Mental health crisis or gun crisis? Neither.
Yet another political debate misses the point regarding the state of humanity
Voters tuned in Tuesday night to watch candidates for political office give their ideas for helping cure societal ills. And naturally, because it’s what corporate legacy media types are prone to do, the debate moderators asked the candidates for vice president on live TV what they’re going to do about gun violence in America.
Because isn’t it politicians’ job to do something?
Minnesota Gov. Tim Walz said he wants to regulate guns, while U.S. Sen. JD Vance, of Ohio, said he wants to make schools more secure.
Walz would label the current environment as a gun crisis, and Vance would label it a mental health crisis. Neither is exactly correct, although Vance comes closer to what’s going on as anyone on the national stage.
Guns are used to commit acts of violence, but so are cars, trucks, knives, rocks, acid, and fists. The people who commit atrocities against their fellow human beings would do so even if guns were banned or strictly controlled.
The people who can’t pick up a firearm would just as soon throw a punch or dump acid on their victims. They don’t suddenly lack for mental health problems because of the lack of access to a gun.
Banning guns or locking down schools don’t make the problems magically go away.
A recognition that there’s a mental health crisis in America and elsewhere in the world is certainly a step in the right direction. But that doesn’t tell the whole story and doesn’t begin to change anything.
Finding the solution is found in asking “why” is there a mental health crisis, and that’s the topic that doesn’t get fully addressed.
Now, what I’d tell you from here, once again, comes from spending years listening to the lessons of various plants, who have a lot to say about the human condition.
What they teach is that we are in a spiritual crisis, an endemic disconnect with our higher selves. You may call it a detachment from God, source, nature, the universe, spirit, or whatever. The disconnect might stem from too much exposure to social media, discordant music, video games, and violence in movies and TV. There’s a very high probability that all of that is coupled with poor nutrition, lack of exercise, lack of exposure to sunlight and nature, and the breakdown of the family and community support systems.
As these societal forces take hold and becomes more profound, it lowers the vibrational frequency of a person, a home, a town, a city, a country, or the planet as a whole.
In the Shipibo tradition of the Amazon, the lowering of vibration and frequency becomes a vector for espiritos malos, evil spirits, to take hold. In the jungle, it is believed these entities attach themselves to a person, which fosters negativity within the corporal body. That may manifest as physical aliments such as cancer, heart conditions, fibromyalgia, to name just a few. But it can also take root in the mind, in ways subtle or profound. It can form as depression, anxiety, PTSD, or even inability to concentrate or focus (often labeled ADHD).
Hate, anger, sadness, fear, envy, and so on are the lower vibration and frequencies that attract nefarious entities and their negative energies and the resulting damage.
Whether you believe in evil spirits, or demonic influences, or any other kind of interference on the human condition not doesn’t really matter.
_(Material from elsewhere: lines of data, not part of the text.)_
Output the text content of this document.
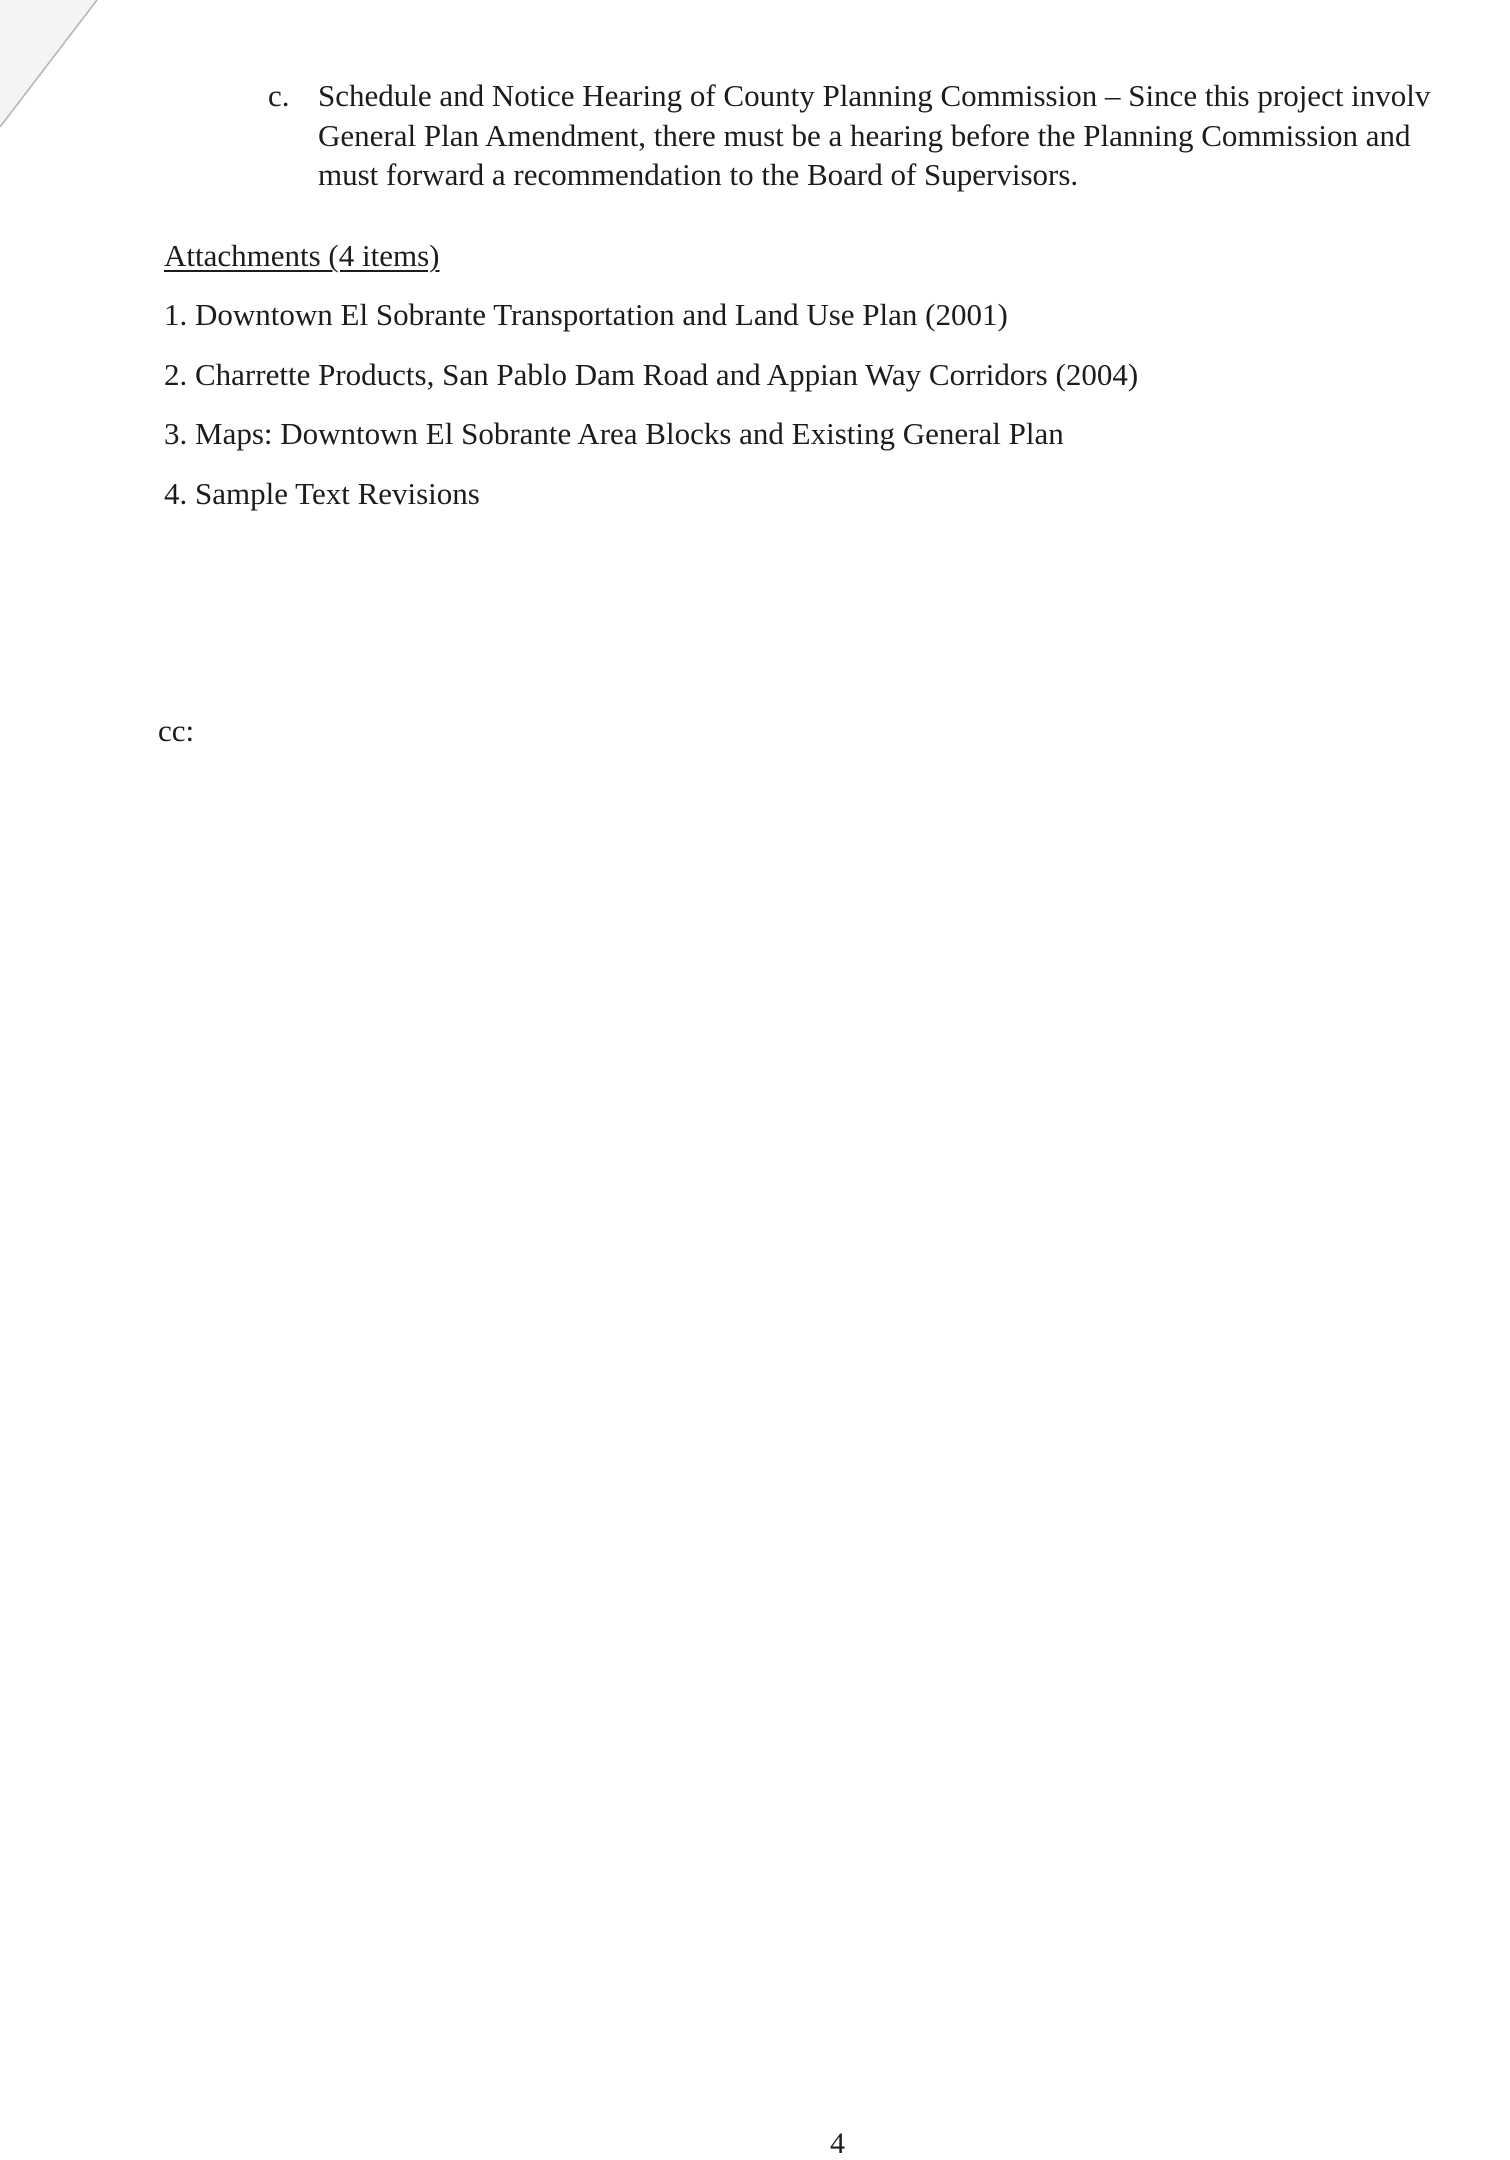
c. Schedule and Notice Hearing of County Planning Commission – Since this project involv
General Plan Amendment, there must be a hearing before the Planning Commission and
must forward a recommendation to the Board of Supervisors.
Attachments (4 items)
1. Downtown El Sobrante Transportation and Land Use Plan (2001)
2. Charrette Products, San Pablo Dam Road and Appian Way Corridors (2004)
3. Maps: Downtown El Sobrante Area Blocks and Existing General Plan
4. Sample Text Revisions
cc:
4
But even scientists have, for years, studied the complex connection between vibration and frequency and find there is some kind of impact on the human psyche. What we allow into our senses from stimuli naturally or unnaturally occurring is part of the equation. The resulting thoughts and feelings create our energetic field, having an impact on ourselves and those around us.
Again I say, whether you believe that or dismiss it as new age babble or bunk not is not really important. What is important is the recognition that no politician or government agency is going to respond in any meaningful or effective way to the problem of random acts of violence in places that should be safe for everyone. It’s only in the hopes of securing peoples’ votes that they offer the promise of legislation or more funding. Bans on certain weapons. Restrictions on access to social media. Fortified school buildings. More resource officers in and near classrooms.
Some of the solutions politicians offer end up contributing to the problem. Public policies incentive broken households where parents spend increasingly less time with children in their formative years. When mental health problems arise, government agencies step in with programs offering an assortment of medications that numb emotions but don’t solve underlying trauma. Problems persist. New programs are created. Money is devalued causing parents to have to work harder, spend less time with their children, repeating the cycle, prompting voters to pray to politicians for more relief.
What the establishment political class and the media don’t want you to realize is that the solutions have always been with us all along. How we exist and move in the world rests on our shoulders. It always has.
What I’d give for a politician, just once, to give this answer to a question regarding gun violence: “The solutions to the problems lie in how much joy and love and compassion we show to others — even small day to day interactions. This has a profound impact on each person, which in turn benefits each household, which in turn raises the collective consciousness of a neighborhood, a community, a state, a country, and the planet. This leads to less violence and a safer world. To the degree that the government agencies I oversee get in the way of you being able to do that, that’s where I can help. Not by restricting access to things that might be weapons. Not by promising to fortify buildings. Not by hiring more resource officers to patrol schools. Because we know that’s only going to do so much. The real answers are found in the capacity of humans to care for one another, not in the promises of politicians like me.”